“The Coalition of Black Trade Unionists (CBTU) has to be the lightning rod to mobilize labor to formulate actions to turn things around,” stated Lew Moye, chairman of the organization’s St. Louis chapter. Moye expects St. Louis to be represented by 40 to 50 members at the CBTU national convention in San Francisco this weekend where 1,500 delegates and guest from 60 chapters will gather.

Moye stressed the importance of this year’s meet, given the national job loss situation. “On the shop floor, it’s jobs, trade issues and the Bush administration moves to do away with our overtime pay that are on people’s minds,” said Moye, who is shop chairman for United Auto Workers Local 110 at the St. Louis South Assembly plant. Workers there build Chrysler minivans.

The CBTU’s annual Memorial Day weekend conventions have become a fixture on labor’s calendar. It was a resolution passed at its 1980 meeting, at the initiative of steelworkers in the Chicago chapter, that first called for a national labor march on Washington against the anti-labor policies of the Reagan administration. After many locals and internationals adopted that call, the AFL-CIO called the historic Solidarity Day March in 1981.
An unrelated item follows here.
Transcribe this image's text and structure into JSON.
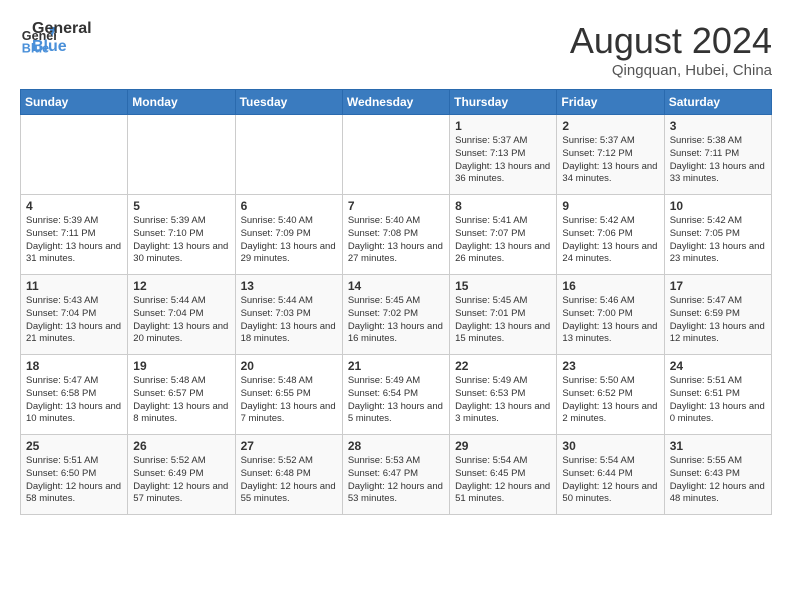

“Historically the CBTU has always been in the forefront,” said Moye, citing the group’s pioneering role in building support for South African trade unions’ freedom struggles and in the fight for jobs. “We have to continue to play that role. Political action will certainly be very high on the agenda. We definitely need to make changes at all levels, particularly presidential,” he continued. “Mobilizing for 2004 has to be key.”

St. Louis chapter trustee Jim Wilkerson, who attended CBTU’s founding convention with Moye 32 years ago, agreed, pointing out that this week several chapter members were attending a labor-sponsored voter-mobilization workshop in Philadelphia. Wilkerson said these members will train other St. Louis workers to work on voter education and registration. “Voter education is critical,” said Wilkerson, a member of Operating Engineers Local 513. “Bush is looking for every way to split the working class, trying to confuse workers with issues like guns.” In looking for ways to build unity, Wilkerson recalls the late 1970s, when the CBTU in St. Louis “did a hell of a job mobilizing to keep Missouri from joining the ranks of right-to-work states.” That effort was not forgotten. “Just a few weeks ago,” continued Wilkerson, “a young white ironworker on the job told me how his father had told him about the critical role of Black workers in that battle.”
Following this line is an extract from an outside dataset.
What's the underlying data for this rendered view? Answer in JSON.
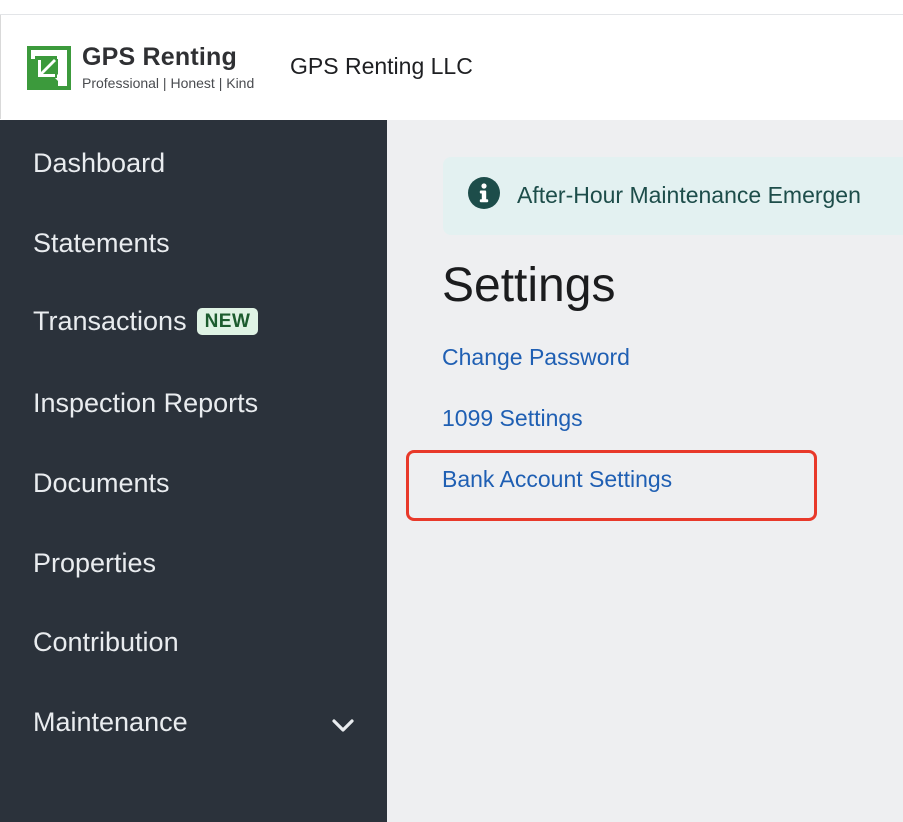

The convention’s theme of “Advancing the Working Families Agenda” seems right on target with the release this week of the disturbing findings of a study on the wage gap in California by the not-for-profit Public Policy Institute of California. The study found that average hourly wages for African- American men in California were only $15.41, compared to $20.83 for white men, or just 74 cents on the dollar. This differential has increased from 1989, when African-American men made 81 percent of the wages of white men. The report, “Racial and Ethnic Wage Gaps in the California Wage Market,” found that differences in educational levels accounted for only a few cents in the gap, and that differences in occupations filled by the two groups could not be responsible for the differences at all. This wage gap will surely be one of the “tough issues to tackle on our watch” that CBTU president William Lucy referred to in his call to the convention. Lucy urged delegates to come “with your sleeves rolled up, ready to work.”